Plus efficace que la transition écologique avec bébé : renoncer à la parentalité. Est-ce un véritable choix écologique selon vous ?
C’est un choix radical qui se tient d’un point de vue comptable à l’échelle collective. Mais baisser la pression démographique ne suffit pas. Ce serait un échec si la population mondiale baisse, sans pour autant changer ses habitudes de consommation. De plus, c’est un discours un peu inaudible car toute espèce vivante est naturellement tournée vers la procréation. C’est dans notre ADN !
L’ambition de votre livre est de donner l’impulsion aux futurs parents d’agir face à l’urgence écologique. En quoi la parentalité est-elle le levier idéal vers la transition écologique d’une famille ?
Outre des témoignages de citoyens, mon nouveau livre comprend des avis d’experts et de chercheurs, qui ont effectivement tendance à affirmer que la parentalité est un accélérateur vers la transition écologique. En devenant parent, on passe à l’âge adulte, avec la responsabilité d’un être complètement dépendant de nous. Devenir parent vient renforcer nos instincts les plus basiques de protection et d’empathie. C’est la première fois que l’on se projette avec bonheur dans un avenir où l’on ne sera plus là. Car ce bout de moi qui sera après moi, j’y porte un intérêt incommensurable !
Selon vous, avoir un enfant peut-il être bon pour la planète, aujourd’hui et dans le futur ?
Oui car l’on se demande : quel est l’air que cet enfant va respirer ? Que va-t-il toucher ou manger ? Dans notre monde agressif de tous les excès, que va-t-il vivre en tant qu’être-humain ? Notre premier réflexe est de le protéger. En cela, l’écologie est l’allié de cet enfant. Portés par notre intelligence collective, nous sommes tous très informés. La parentalité implique un questionnement profond. Comment peut-on profiter des avancées technologiques et en même temps être suffisamment éclairé et intelligent pour vivre ensemble, dans la bienveillance et de manière durable ?

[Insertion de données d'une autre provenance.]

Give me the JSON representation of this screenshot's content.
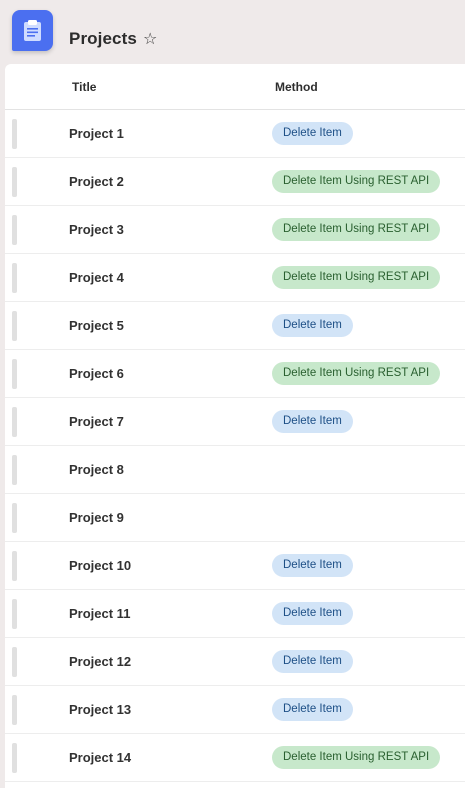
{
  "header": {
    "title": "Projects"
  },
  "icons": {
    "app": "clipboard-icon",
    "favorite": "star-icon"
  },
  "columns": {
    "title": "Title",
    "method": "Method"
  },
  "colors": {
    "delete_item": "#d2e4f7",
    "delete_item_rest": "#c7e8cb",
    "accent": "#4b6ff0"
  },
  "rows": [
    {
      "title": "Project 1",
      "method": "Delete Item",
      "method_color": "blue"
    },
    {
      "title": "Project 2",
      "method": "Delete Item Using REST API",
      "method_color": "green"
    },
    {
      "title": "Project 3",
      "method": "Delete Item Using REST API",
      "method_color": "green"
    },
    {
      "title": "Project 4",
      "method": "Delete Item Using REST API",
      "method_color": "green"
    },
    {
      "title": "Project 5",
      "method": "Delete Item",
      "method_color": "blue"
    },
    {
      "title": "Project 6",
      "method": "Delete Item Using REST API",
      "method_color": "green"
    },
    {
      "title": "Project 7",
      "method": "Delete Item",
      "method_color": "blue"
    },
    {
      "title": "Project 8",
      "method": "",
      "method_color": "none"
    },
    {
      "title": "Project 9",
      "method": "",
      "method_color": "none"
    },
    {
      "title": "Project 10",
      "method": "Delete Item",
      "method_color": "blue"
    },
    {
      "title": "Project 11",
      "method": "Delete Item",
      "method_color": "blue"
    },
    {
      "title": "Project 12",
      "method": "Delete Item",
      "method_color": "blue"
    },
    {
      "title": "Project 13",
      "method": "Delete Item",
      "method_color": "blue"
    },
    {
      "title": "Project 14",
      "method": "Delete Item Using REST API",
      "method_color": "green"
    }
  ]
}
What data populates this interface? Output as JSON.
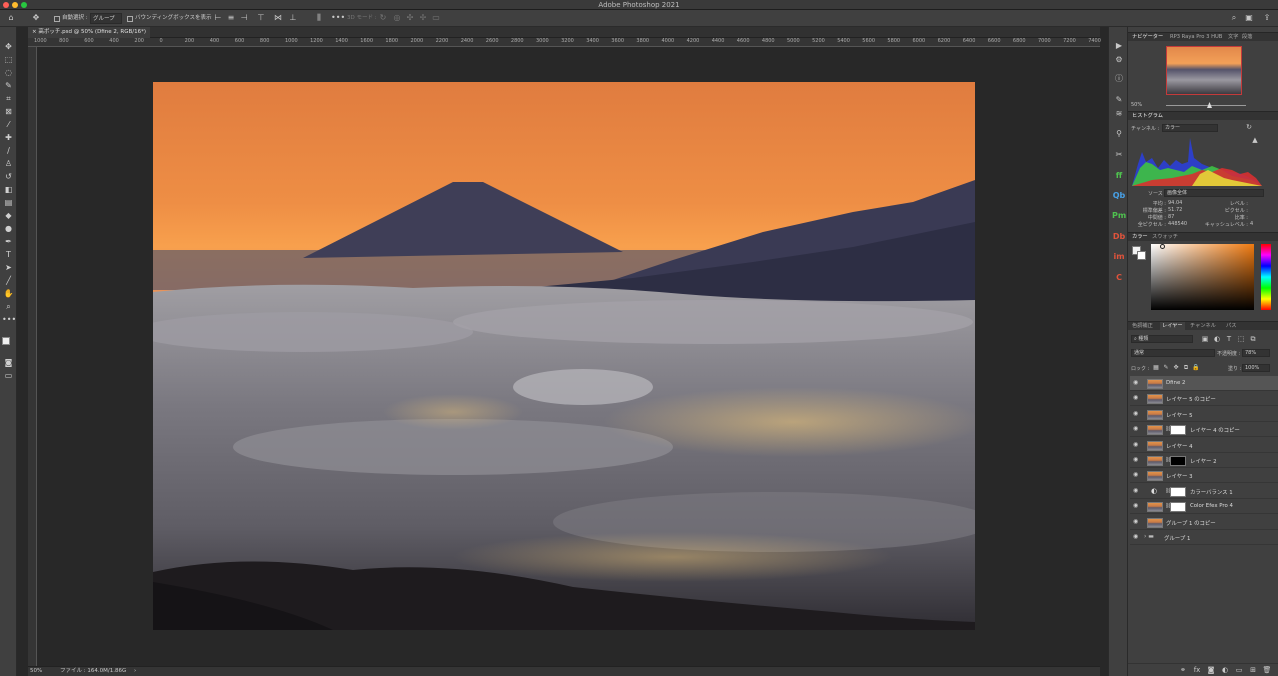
{
  "window": {
    "title": "Adobe Photoshop 2021"
  },
  "options_bar": {
    "auto_select_label": "自動選択 :",
    "auto_select_target": "グループ",
    "bounding_box_label": "バウンディングボックスを表示",
    "mode_3d_label": "3D モード :"
  },
  "document_tab": {
    "label": "高ボッチ.psd @ 50% (Dfine 2, RGB/16*)",
    "close": "×"
  },
  "ruler_top": [
    "1000",
    "800",
    "600",
    "400",
    "200",
    "0",
    "200",
    "400",
    "600",
    "800",
    "1000",
    "1200",
    "1400",
    "1600",
    "1800",
    "2000",
    "2200",
    "2400",
    "2600",
    "2800",
    "3000",
    "3200",
    "3400",
    "3600",
    "3800",
    "4000",
    "4200",
    "4400",
    "4600",
    "4800",
    "5000",
    "5200",
    "5400",
    "5600",
    "5800",
    "6000",
    "6200",
    "6400",
    "6600",
    "6800",
    "7000",
    "7200",
    "7400"
  ],
  "status": {
    "zoom": "50%",
    "file_info": "ファイル : 164.0M/1.86G",
    "arrow": "›"
  },
  "navigator": {
    "tabs": [
      "ナビゲーター",
      "RP3 Raya Pro 3 HUB",
      "文字",
      "段落"
    ],
    "zoom": "50%"
  },
  "histogram": {
    "title": "ヒストグラム",
    "channel_label": "チャンネル :",
    "channel_value": "カラー",
    "source_label": "ソース :",
    "source_value": "画像全体",
    "stats": [
      {
        "label": "平均 :",
        "value": "94.04"
      },
      {
        "label": "標準偏差 :",
        "value": "51.72"
      },
      {
        "label": "中間値 :",
        "value": "87"
      },
      {
        "label": "全ピクセル :",
        "value": "448540"
      }
    ],
    "stats_right": [
      {
        "label": "レベル :",
        "value": ""
      },
      {
        "label": "ピクセル :",
        "value": ""
      },
      {
        "label": "比率 :",
        "value": ""
      },
      {
        "label": "キャッシュレベル :",
        "value": "4"
      }
    ]
  },
  "color_panel": {
    "tabs": [
      "カラー",
      "スウォッチ"
    ]
  },
  "layers_panel": {
    "tabs": [
      "色調補正",
      "レイヤー",
      "チャンネル",
      "パス"
    ],
    "filter_kind": "種類",
    "blend_mode": "通常",
    "opacity_label": "不透明度 :",
    "opacity_value": "78%",
    "lock_label": "ロック :",
    "fill_label": "塗り :",
    "fill_value": "100%",
    "layers": [
      {
        "name": "Dfine 2",
        "mask": "",
        "selected": true
      },
      {
        "name": "レイヤー 5 のコピー",
        "mask": ""
      },
      {
        "name": "レイヤー 5",
        "mask": ""
      },
      {
        "name": "レイヤー 4 のコピー",
        "mask": "white"
      },
      {
        "name": "レイヤー 4",
        "mask": ""
      },
      {
        "name": "レイヤー 2",
        "mask": "black"
      },
      {
        "name": "レイヤー 3",
        "mask": ""
      },
      {
        "name": "カラーバランス 1",
        "mask": "white",
        "adjustment": true
      },
      {
        "name": "Color Efex Pro 4",
        "mask": "white"
      },
      {
        "name": "グループ 1 のコピー",
        "mask": ""
      },
      {
        "name": "グループ 1",
        "mask": "",
        "group": true
      }
    ]
  },
  "plugin_strip": [
    "ff",
    "Qb",
    "Pm",
    "Db",
    "im",
    "C"
  ],
  "colors": {
    "sky_top": "#d87a3e",
    "sky_glow": "#f49a4b",
    "mountain": "#3f3e57",
    "cloud": "#8b8a90",
    "city_lights": "#ffd27a"
  }
}
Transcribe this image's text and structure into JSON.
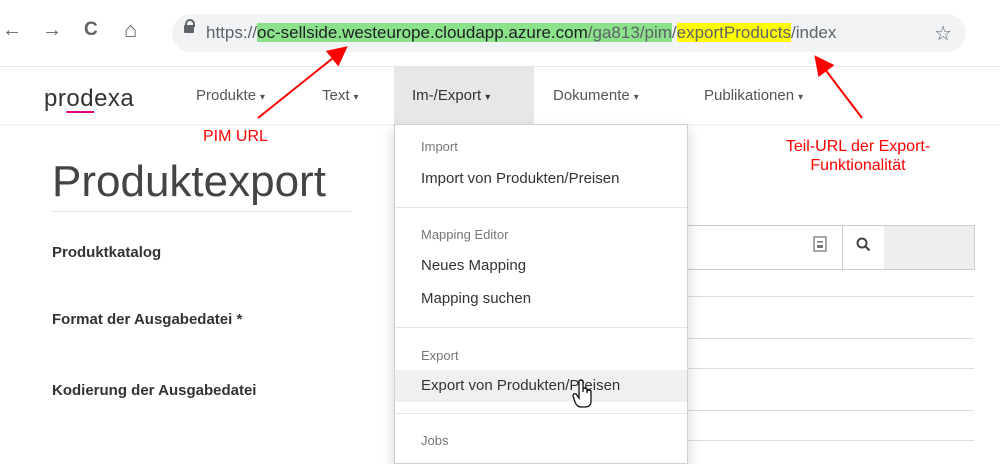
{
  "browser": {
    "back": "←",
    "forward": "→",
    "reload": "C",
    "home": "⌂",
    "url_prefix": "https://",
    "url_host": "oc-sellside.westeurope.cloudapp.azure.com",
    "url_path": "/ga813/pim",
    "url_slash": "/",
    "url_export": "exportProducts",
    "url_suffix": "/index",
    "bookmark": "☆"
  },
  "app": {
    "logo_pre": "pr",
    "logo_o": "o",
    "logo_d": "d",
    "logo_e": "e",
    "logo_post": "xa"
  },
  "nav": {
    "items": [
      {
        "label": "Produkte"
      },
      {
        "label": "Text"
      },
      {
        "label": "Im-/Export"
      },
      {
        "label": "Dokumente"
      },
      {
        "label": "Publikationen"
      }
    ],
    "caret": "▾"
  },
  "page": {
    "title": "Produktexport",
    "fields": [
      {
        "label": "Produktkatalog"
      },
      {
        "label": "Format der Ausgabedatei *"
      },
      {
        "label": "Kodierung der Ausgabedatei"
      }
    ]
  },
  "dropdown": {
    "sections": [
      {
        "header": "Import",
        "items": [
          "Import von Produkten/Preisen"
        ]
      },
      {
        "header": "Mapping Editor",
        "items": [
          "Neues Mapping",
          "Mapping suchen"
        ]
      },
      {
        "header": "Export",
        "items": [
          "Export von Produkten/Preisen"
        ]
      },
      {
        "header": "Jobs",
        "items": []
      }
    ]
  },
  "annotations": {
    "pim_url": "PIM URL",
    "export_url_line1": "Teil-URL der Export-",
    "export_url_line2": "Funktionalität",
    "color": "#ff0000"
  },
  "icons": [
    "lock-icon",
    "star-icon",
    "catalog-icon",
    "search-icon",
    "hand-cursor-icon"
  ]
}
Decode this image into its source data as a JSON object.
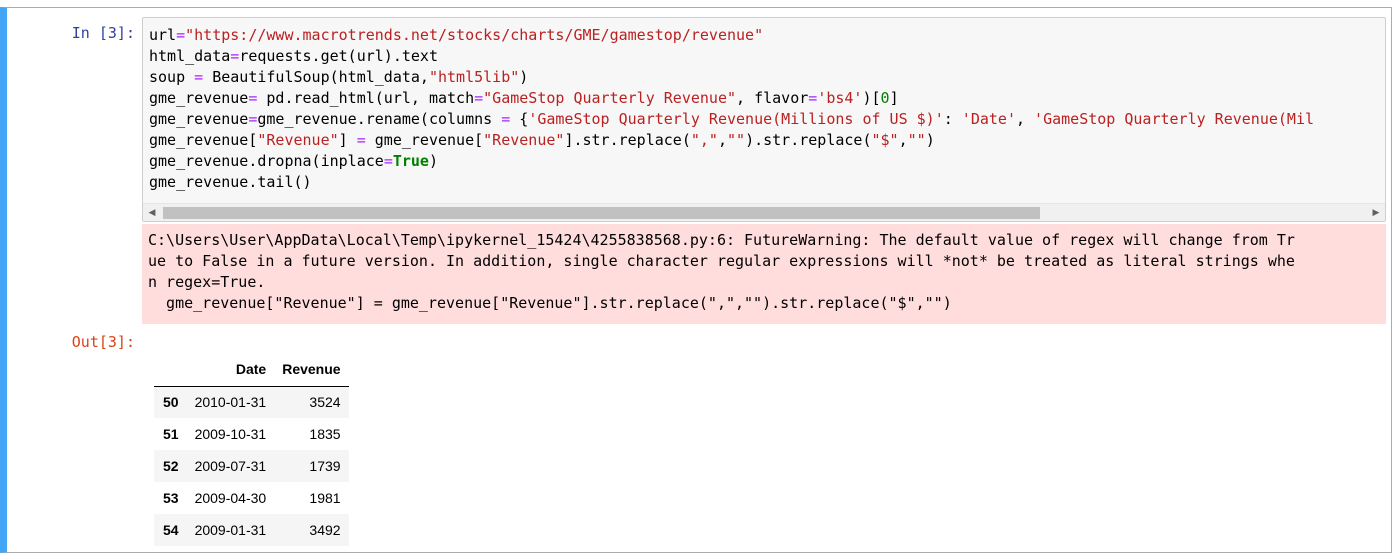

Que répondez-vous à ceux qui vous disent que l’écologie avec un bébé, c’est trop cher et complexe ? Tout le monde n’est pas prêt à se lancer dans les couches lavables…
Les couches lavables, c’est souvent l’exemple qui est cité mais il ne faut pas caricaturer. La transition écologique avec bébé touche plein d’autres sujets évoqués dans le livre. J’ai moi-même dû arrêter les couches lavables pour mon deuxième garçon. Des couches jetables sont d’ailleurs plus durables ! Il faut faire attention au combat de trop. Parfois, juste être parent, ça suffit. Mais la parentalité reste une période fertile pour mener sa transition écologique.
Selon plusieurs experts à qui nous avons parlé, il faut commencer par concentrer ses efforts sur les sujets majeurs pour la bonne santé de l’enfant. En lien direct avec la transition écologique, ce sont l’alimentation, le sommeil, le mobilier, la qualité de l’air… En tant que parents, il faut choisir ses combats.
En quoi le rôle de la pédagogie est-il majeur dans l’alimentation de l’enfant ?
Si l’on se penche sur la diversification alimentaire, qui commence entre 4 et 6 mois, c’est un processus extrêmement rapide et important pour l’avenir et l’enthousiasme de nos enfants face à la nourriture. Donner envie de découvrir, faire conscientiser à l’enfant ce qu’est l’alimentation est primordiale. Cela consiste, par exemple, à lui expliquer que faire pousser des légumes prend du temps. Faire de la pédagogie auprès de l’enfant sur le sujet de l’alimentation pour qu’il s’en approprie le sens, lui donne son choix de personne libre. L’enfant peut de lui-même refuser la viande, ou pas. Au-delà du tri et de la limitation des déchets, il peut vouloir spontanément ramasser les déchets sur la plage.
Cette conscience pure et spontanée de l’enfant s’ancre durablement. C’est enthousiasmant en tant que parent, car on peut en profiter pour se remettre soi-même en mouvement. Chaque pas se fait avec bonheur comme il impacte la conscience de l’enfant.
En quoi votre bonheur passe par l’écologie aujourd’hui ?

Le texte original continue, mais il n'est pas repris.